- Born: February 22, 1923 Chicago, Illinois, U.S.
- Died: February 28, 2016 (aged 93) Beverly Hills, California, U.S.
- Education: University of Illinois
- Occupations: Real estate developer, banker, philanthropist
- Employer: City National Bank
- Spouse: Elaine Maltz
- Children: Russell Goldsmith
- Parent(s): Max Goldsmith Bertha
- Relatives: Benjamin N. Maltz (father-in-law)

= Bram Goldsmith =

American real estate developer, banker and philanthropist

Bram Goldsmith (February 22, 1923 – February 28, 2016) was an American real estate developer, banker and philanthropist. He served as the chief executive officer of City National Bank from 1975 to 1995, and as its chairman from 1975 to 2013. He became known as the "banker to the stars". He was a major philanthropist in Beverly Hills, California.

==Early life==
Bram Goldsmith was born in 1923 in Chicago, Illinois, where he grew up. His father was Max Goldsmith and his mother, Bertha.

Goldsmith graduated from the University of Illinois, where he studied finance and business administration. After graduation, he served in the United States Army Air Corps for three and a half years, spending eighteen months in Burma.

==Career==
Goldsmith served as president and chief executive officer of the Buckeye Realty and Management Corporation and the Buckeye Construction Company for twenty-five years. It was the largest privately owned real estate development company in California at the time. It built over thirty office towers in Beverly Hills, California. The loans for their construction were secured through the City National Bank.
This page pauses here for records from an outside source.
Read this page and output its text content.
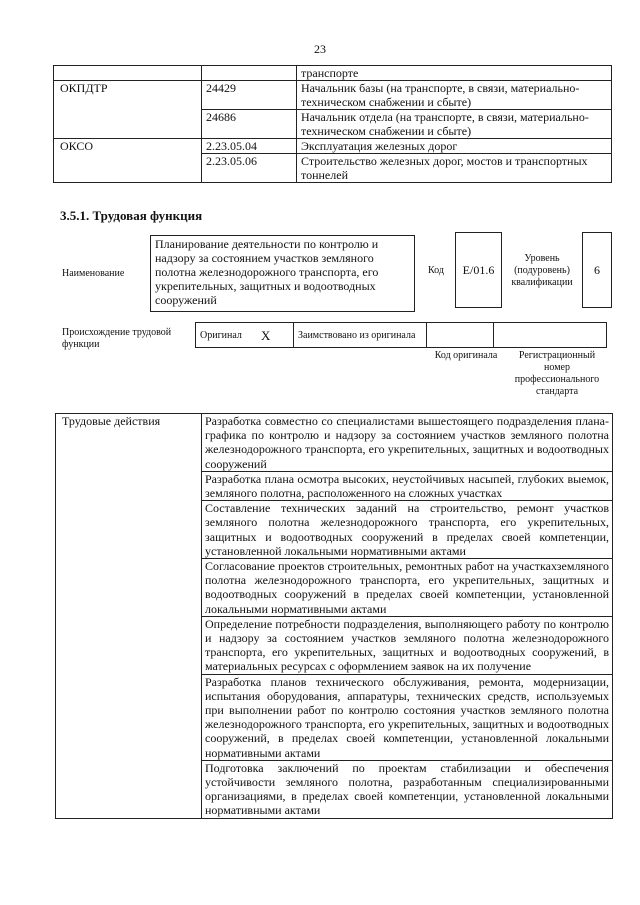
23
		транспорте
ОКПДТР	24429	Начальник базы (на транспорте, в связи, материально-техническом снабжении и сбыте)
	24686	Начальник отдела (на транспорте, в связи, материально-техническом снабжении и сбыте)
ОКСО	2.23.05.04	Эксплуатация железных дорог
	2.23.05.06	Строительство железных дорог, мостов и транспортных тоннелей
3.5.1. Трудовая функция
Наименование
Планирование деятельности по контролю и надзору за состоянием участков земляного полотна железнодорожного транспорта, его укрепительных, защитных и водоотводных сооружений
Код	E/01.6
Уровень (подуровень) квалификации
6
Происхождение трудовой функции
Оригинал	X	Заимствовано из оригинала		
Код оригинала	Регистрационный номер профессионального стандарта
Трудовые действия	Разработка совместно со специалистами вышестоящего подразделения плана-графика по контролю и надзору за состоянием участков земляного полотна железнодорожного транспорта, его укрепительных, защитных и водоотводных сооружений
Разработка плана осмотра высоких, неустойчивых насыпей, глубоких выемок, земляного полотна, расположенного на сложных участках
Составление технических заданий на строительство, ремонт участков земляного полотна железнодорожного транспорта, его укрепительных, защитных и водоотводных сооружений в пределах своей компетенции, установленной локальными нормативными актами
Согласование проектов строительных, ремонтных работ на участкахземляного полотна железнодорожного транспорта, его укрепительных, защитных и водоотводных сооружений в пределах своей компетенции, установленной локальными нормативными актами
Определение потребности подразделения, выполняющего работу по контролю и надзору за состоянием участков земляного полотна железнодорожного транспорта, его укрепительных, защитных и водоотводных сооружений, в материальных ресурсах с оформлением заявок на их получение
Разработка планов технического обслуживания, ремонта, модернизации, испытания оборудования, аппаратуры, технических средств, используемых при выполнении работ по контролю состояния участков земляного полотна железнодорожного транспорта, его укрепительных, защитных и водоотводных сооружений, в пределах своей компетенции, установленной локальными нормативными актами
Подготовка заключений по проектам стабилизации и обеспечения устойчивости земляного полотна, разработанным специализированными организациями, в пределах своей компетенции, установленной локальными нормативными актами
Goldsmith was elected to the board of directors of City National Bank in 1964, when Alfred S. Hart was chairman and Benjamin N. Maltz (1901–1993), president. He served as its chief executive officer for twenty years, from 1975 to 1995, and as its chairman from 1975 to 2013. During his tenure, the bank's assets went from $600 million to $3.3 billion. He served as its chairman emeritus and Board until his death. He was sometimes referred to as the "banker to the stars," as the bank's clients under his included celebrities such as; Robert Redford, Paul Newman and Cher. In 1984, he was the highest paid banker in the United States with US$3.1 million, more than the salaries of the CEOs of Bank of America, Citibank and Chase Manhattan combined.

Goldsmith served on the board of directors of the Los Angeles Branch of the Federal Reserve Bank of San Francisco from 1981 to 1987. He also served on the board of directors of Wynn Resorts.

==Philanthropy==
Goldsmith chaired the Los Angeles United Jewish Fund Campaign of 1965. He served as president of the Jewish Federation Council of Greater Los Angeles in 1969 and 1970. He also served as national chairman of the United Jewish Appeal from 1970 to 1974. Additionally, he served as Los Angeles Chairman and national Board member of the National Conference of Christians and Jews.

Goldsmith served as president of the Hillcrest Country Club from 1972 to 1975. He also served on the board of trustees of the Cedars-Sinai Medical Center from 1979 to 1999. From 1977 until his death in 2016, he served on the board of trustees of the Los Angeles Philharmonic. He was also chairman of the board of Region IV of the United Way and a member of its Central Board. Additionally, he served as the Founding Chairman of the Wallis Annenberg Center for the Performing Arts in Beverly Hills, California, until February 2013. Therein the 500-seat Goldsmith Theater is named in his honor.

==Personal life==
Goldsmith was married to Elaine Maltz, a sculptor and the daughter of Benjamin N. Maltz, the President of City National Bank. They resided above Sunset Boulevard in Beverly Hills, California and had a secondary residence in Newport Beach, California. Their youngest son, Russell Goldsmith, serves as chairman and chief executive officer of City National Bank. Their other son Bruce Goldsmith is a published novelist, playwright and screenwriter.

==Death and legacy==
Goldsmith died on February 28, 2016, at the age of 93. The city of Beverly Hills named Bram Goldsmith Way in his honor on November 7, 2018.